Outlook and future directions

Future research should focus on enhancing data collection methods, defining quality standards, quantifying parameter uncertainty, and increasing the length of observation periods to reduce uncertainty. Additionally, refining scaling methods to better account for the energy dependence of neutrons, geographic and environmental factors, and other site- and sensor-specific conditions that influence scaling parameters is necessary. Although this study has identified key principles for scaling, further fine-tuning is required to fully understand and quantify the scaling functions. The findings revealed a higher variability in beta, a greater impact of air humidity on CRNS neutron intensity, and more variation in scaling factors for NMDB monitors than previously expected.

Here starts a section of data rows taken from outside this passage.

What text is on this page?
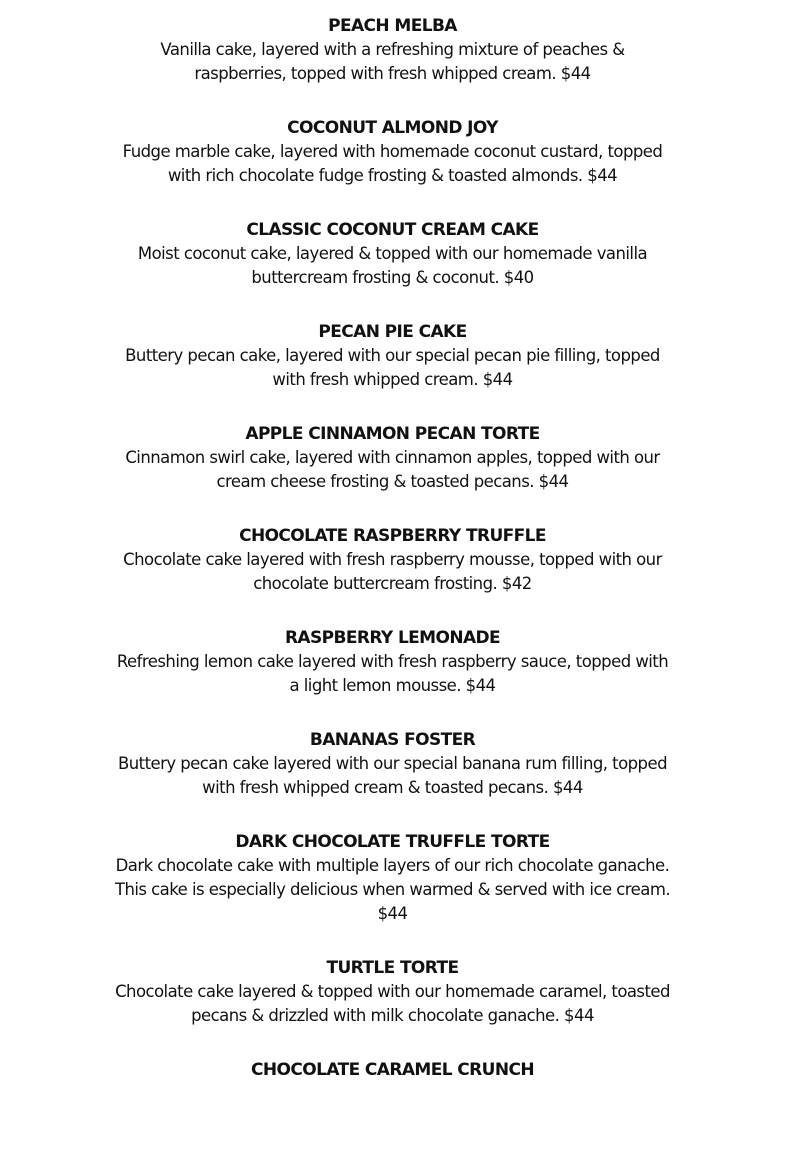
PEACH MELBA
Vanilla cake, layered with a refreshing mixture of peaches &
raspberries, topped with fresh whipped cream. $44
COCONUT ALMOND JOY
Fudge marble cake, layered with homemade coconut custard, topped
with rich chocolate fudge frosting & toasted almonds. $44
CLASSIC COCONUT CREAM CAKE
Moist coconut cake, layered & topped with our homemade vanilla
buttercream frosting & coconut. $40
PECAN PIE CAKE
Buttery pecan cake, layered with our special pecan pie filling, topped
with fresh whipped cream. $44
APPLE CINNAMON PECAN TORTE
Cinnamon swirl cake, layered with cinnamon apples, topped with our
cream cheese frosting & toasted pecans. $44
CHOCOLATE RASPBERRY TRUFFLE
Chocolate cake layered with fresh raspberry mousse, topped with our
chocolate buttercream frosting. $42
RASPBERRY LEMONADE
Refreshing lemon cake layered with fresh raspberry sauce, topped with
a light lemon mousse. $44
BANANAS FOSTER
Buttery pecan cake layered with our special banana rum filling, topped
with fresh whipped cream & toasted pecans. $44
DARK CHOCOLATE TRUFFLE TORTE
Dark chocolate cake with multiple layers of our rich chocolate ganache.
This cake is especially delicious when warmed & served with ice cream.
$44
TURTLE TORTE
Chocolate cake layered & topped with our homemade caramel, toasted
pecans & drizzled with milk chocolate ganache. $44
CHOCOLATE CARAMEL CRUNCH
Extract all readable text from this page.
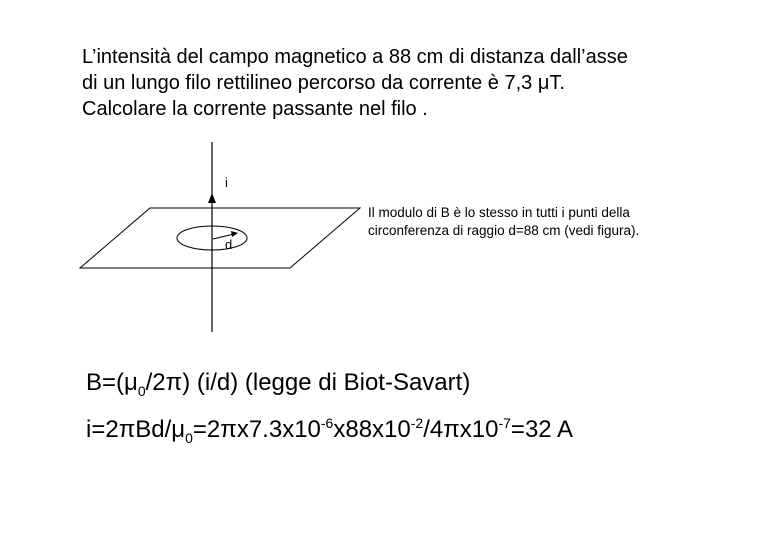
L’intensità del campo magnetico a 88 cm di distanza dall’asse
di un lungo filo rettilineo percorso da corrente è 7,3 μT.
Calcolare la corrente passante nel filo .
i
d
Il modulo di B è lo stesso in tutti i punti della
circonferenza di raggio d=88 cm (vedi figura).
$B=(\mu_0/2\pi)$ (i/d) (legge di Biot-Savart)
$i=2\pi Bd/\mu_0=2\pi x7.3x10^{-6}x88x10^{-2}/4\pi x10^{-7}=32$ A
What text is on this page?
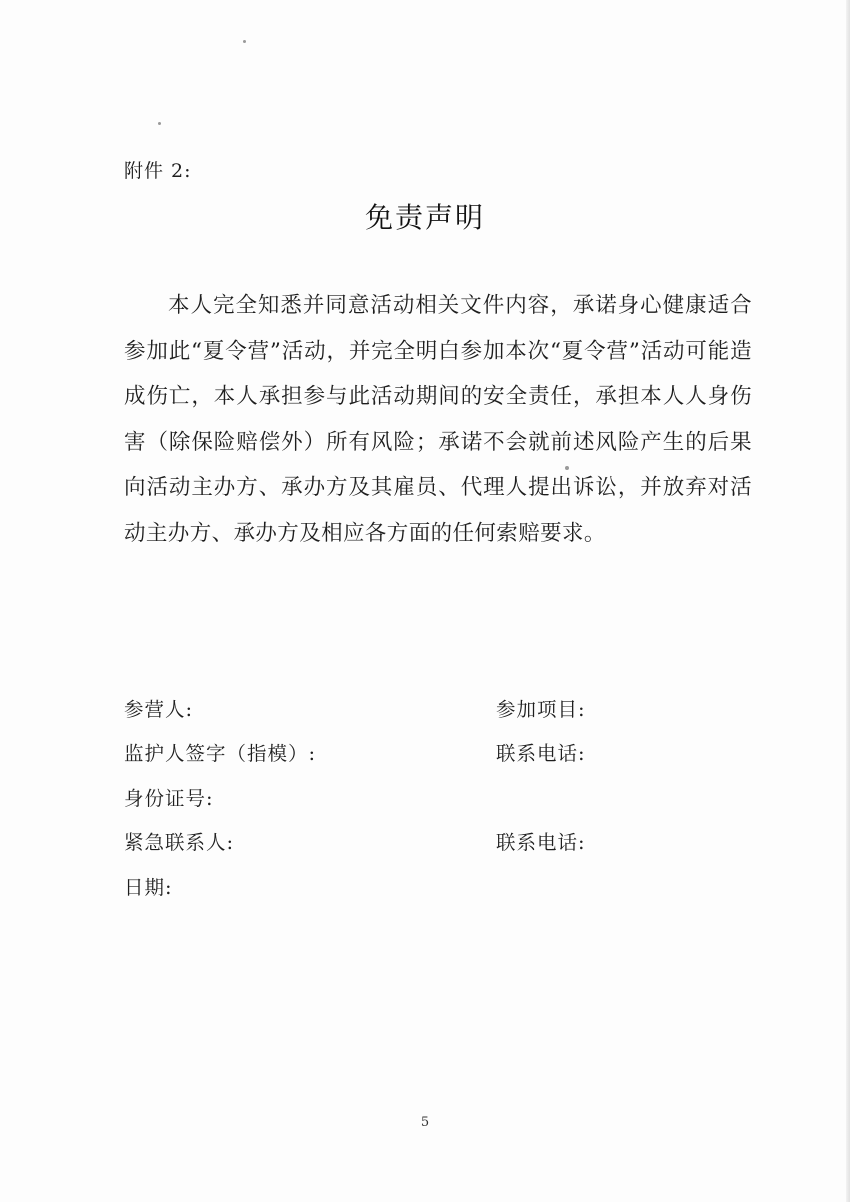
附件 2:
免责声明

本人完全知悉并同意活动相关文件内容，承诺身心健康适合参加此“夏令营”活动，并完全明白参加本次“夏令营”活动可能造成伤亡，本人承担参与此活动期间的安全责任，承担本人人身伤害（除保险赔偿外）所有风险；承诺不会就前述风险产生的后果向活动主办方、承办方及其雇员、代理人提出诉讼，并放弃对活动主办方、承办方及相应各方面的任何索赔要求。

参营人:	参加项目:
监护人签字（指模）:	联系电话:
身份证号:
紧急联系人:	联系电话:
日期:
5
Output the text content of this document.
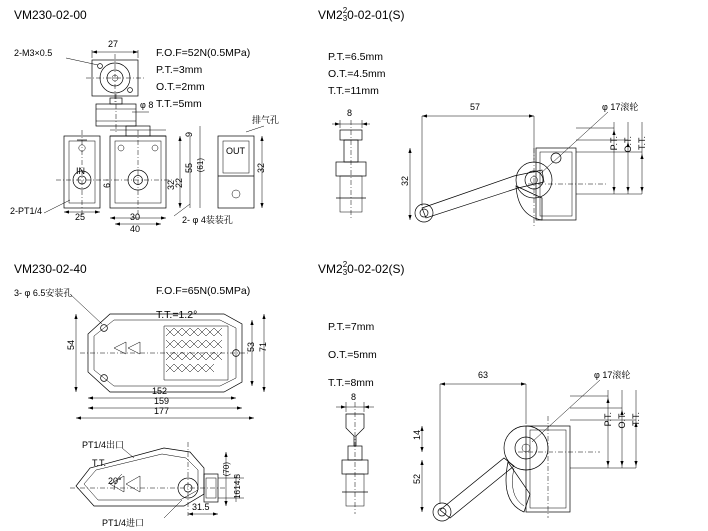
VM230-02-00
F.O.F=52N(0.5MPa)
P.T.=3mm
O.T.=2mm
T.T.=5mm
2-M3×0.5
27
φ 8
排气孔
IN
OUT
2-PT1/4
2- φ 4装装孔
25	30
40
32
9
6
(61)
55
22
32
VM2 2
3 0-02-01(S)
P.T.=6.5mm
O.T.=4.5mm
T.T.=11mm
φ 17滚轮
57
8
32
P.T. O.T. T.T.
VM230-02-40
F.O.F=65N(0.5MPa)
T.T.=1.2°
3- φ 6.5安装孔
54	53 71
152
159
177
PT1/4出口
PT1/4进口
T.T.
20°
31.5
(70)
14.5
16
VM2 2
3 0-02-02(S)
P.T.=7mm
O.T.=5mm
T.T.=8mm
φ 17滚轮
63
8
14
52
P.T. O.T. T.T.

The proposed method can be tested across a broader range of sites and conditions to explore its full potential and limitations. Moving forward, a hybrid calibration approach combining the benefits of both semi-analytical and data-driven scaling methods may offer the most feasible solution. Such an approach would balance known theoretical relationships with sensor- and site-specific characteristics while also minimizing the calibration period required. By carefully considering site-specific conditions, environmental factors, and data quality, the data-driven method can improve the accuracy and reliability of soil moisture estimates using CRNSs. Future research should continue to refine these calibration techniques and further explore the factors that affect scaling functions for accurate soil moisture estimates at field scale.